Google LLC, Mountain View, CA.
MND Association, Northampton, United Kingdom.
J Speech Lang Hear Res. 2024 Nov 7;67(11):4176-4185. doi: 10.1044/2024_JSLHR-24-00045. Epub 2024 Jul 4.
This study examines the effectiveness of automatic speech recognition (ASR) for individuals with speech disorders, addressing the gap in performance between read and conversational ASR. We analyze the factors influencing this disparity and the effect of speech mode-specific training on ASR accuracy.

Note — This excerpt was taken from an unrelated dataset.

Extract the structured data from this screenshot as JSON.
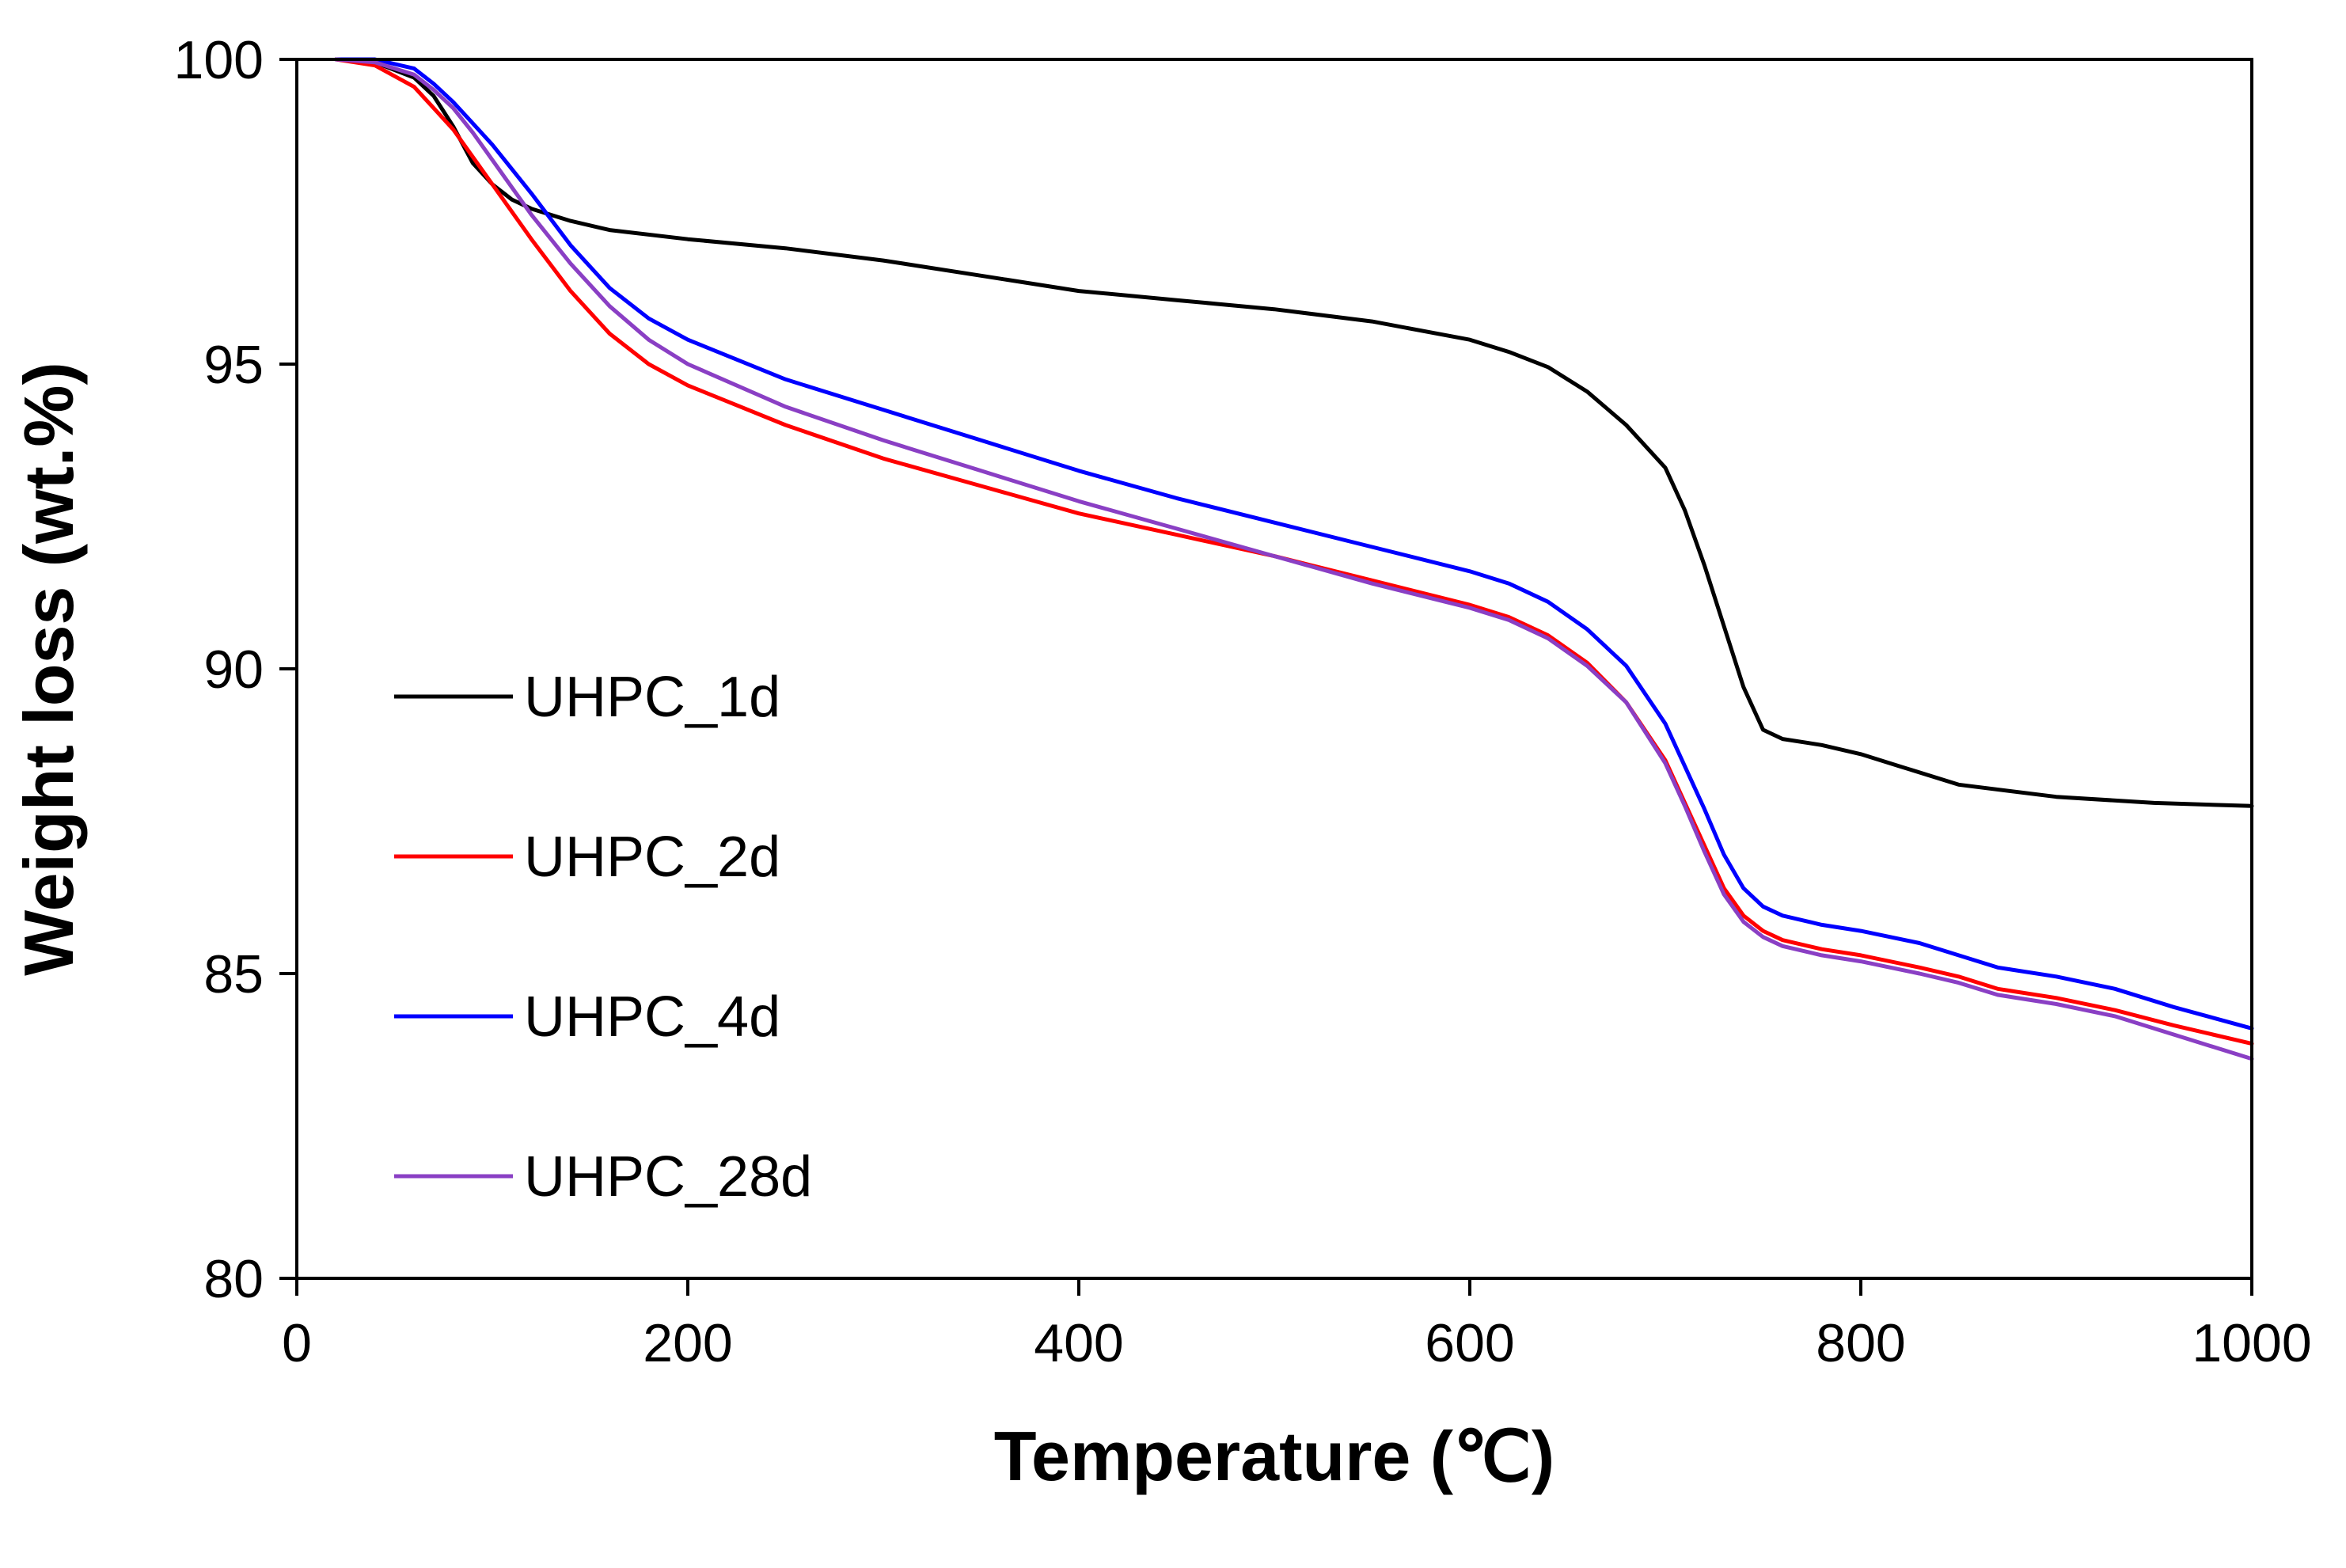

Recordings of read and conversational speech from 27 individuals with various speech disorders were analyzed using both (a) one speaker-independent ASR system trained and optimized for typical speech and (b) multiple ASR models that were personalized to the speech of the participants with disordered speech. Word error rates were calculated for each speech model, read versus conversational, and subject. Linear mixed-effects models were used to assess the impact of speech mode and disorder severity on ASR accuracy. We investigated nine variables, classified as technical, linguistic, or speech impairment factors, for their potential influence on the performance gap.
We found a significant performance gap between read and conversational speech in both personalized and unadapted ASR models. Speech impairment severity notably impacted recognition accuracy in unadapted models for both speech modes and in personalized models for read speech. Linguistic attributes of utterances were the most influential on accuracy, though atypical speech characteristics also played a role. Including conversational speech samples in model training notably improved recognition accuracy.
We observed a significant performance gap in ASR accuracy between read and conversational speech for individuals with speech disorders. This gap was largely due to the linguistic complexity and unique characteristics of speech disorders in conversational speech. Training personalized ASR models using conversational speech significantly improved recognition accuracy, demonstrating the importance of domain-specific training and highlighting the need for further research into ASR systems capable of handling disordered conversational speech effectively.
本研究考察了自动语音识别(ASR)在言语障碍个体中的有效性,解决了读和会话 ASR 之间性能差距的问题。我们分析了影响这种差异的因素以及针对特定言语模式的训练对 ASR 准确性的影响。
使用(a)一个针对典型言语进行训练和优化的单说话人独立 ASR 系统和(b)针对言语障碍者言语进行个性化的多个 ASR 模型,对 27 名具有各种言语障碍的个体的读和会话言语记录进行了分析。为每个言语模型、读和会话以及个体计算了单词错误率。线性混合效应模型用于评估言语模式和障碍严重程度对 ASR 准确性的影响。我们研究了九种变量,分为技术、语言和言语障碍因素,以评估它们对性能差距的潜在影响。
我们发现,在个性化和未适应的 ASR 模型中,读和会话言语之间都存在显著的性能差距。言语障碍严重程度显著影响了未适应模型中两种言语模式的识别准确性,以及个性化模型中读言语的识别准确性。话语的语言属性对准确性的影响最大,但不典型的言语特征也起了作用。在模型训练中包含会话言语样本显著提高了识别准确性。
我们观察到,言语障碍个体的 ASR 准确性在读和会话言语之间存在显著的性能差距。这种差距主要归因于会话言语中语言复杂性和言语障碍的独特特征。使用会话言语训练个性化 ASR 模型显著提高了识别准确性,这证明了特定领域训练的重要性,并强调了需要进一步研究能够有效处理障碍性会话言语的 ASR 系统。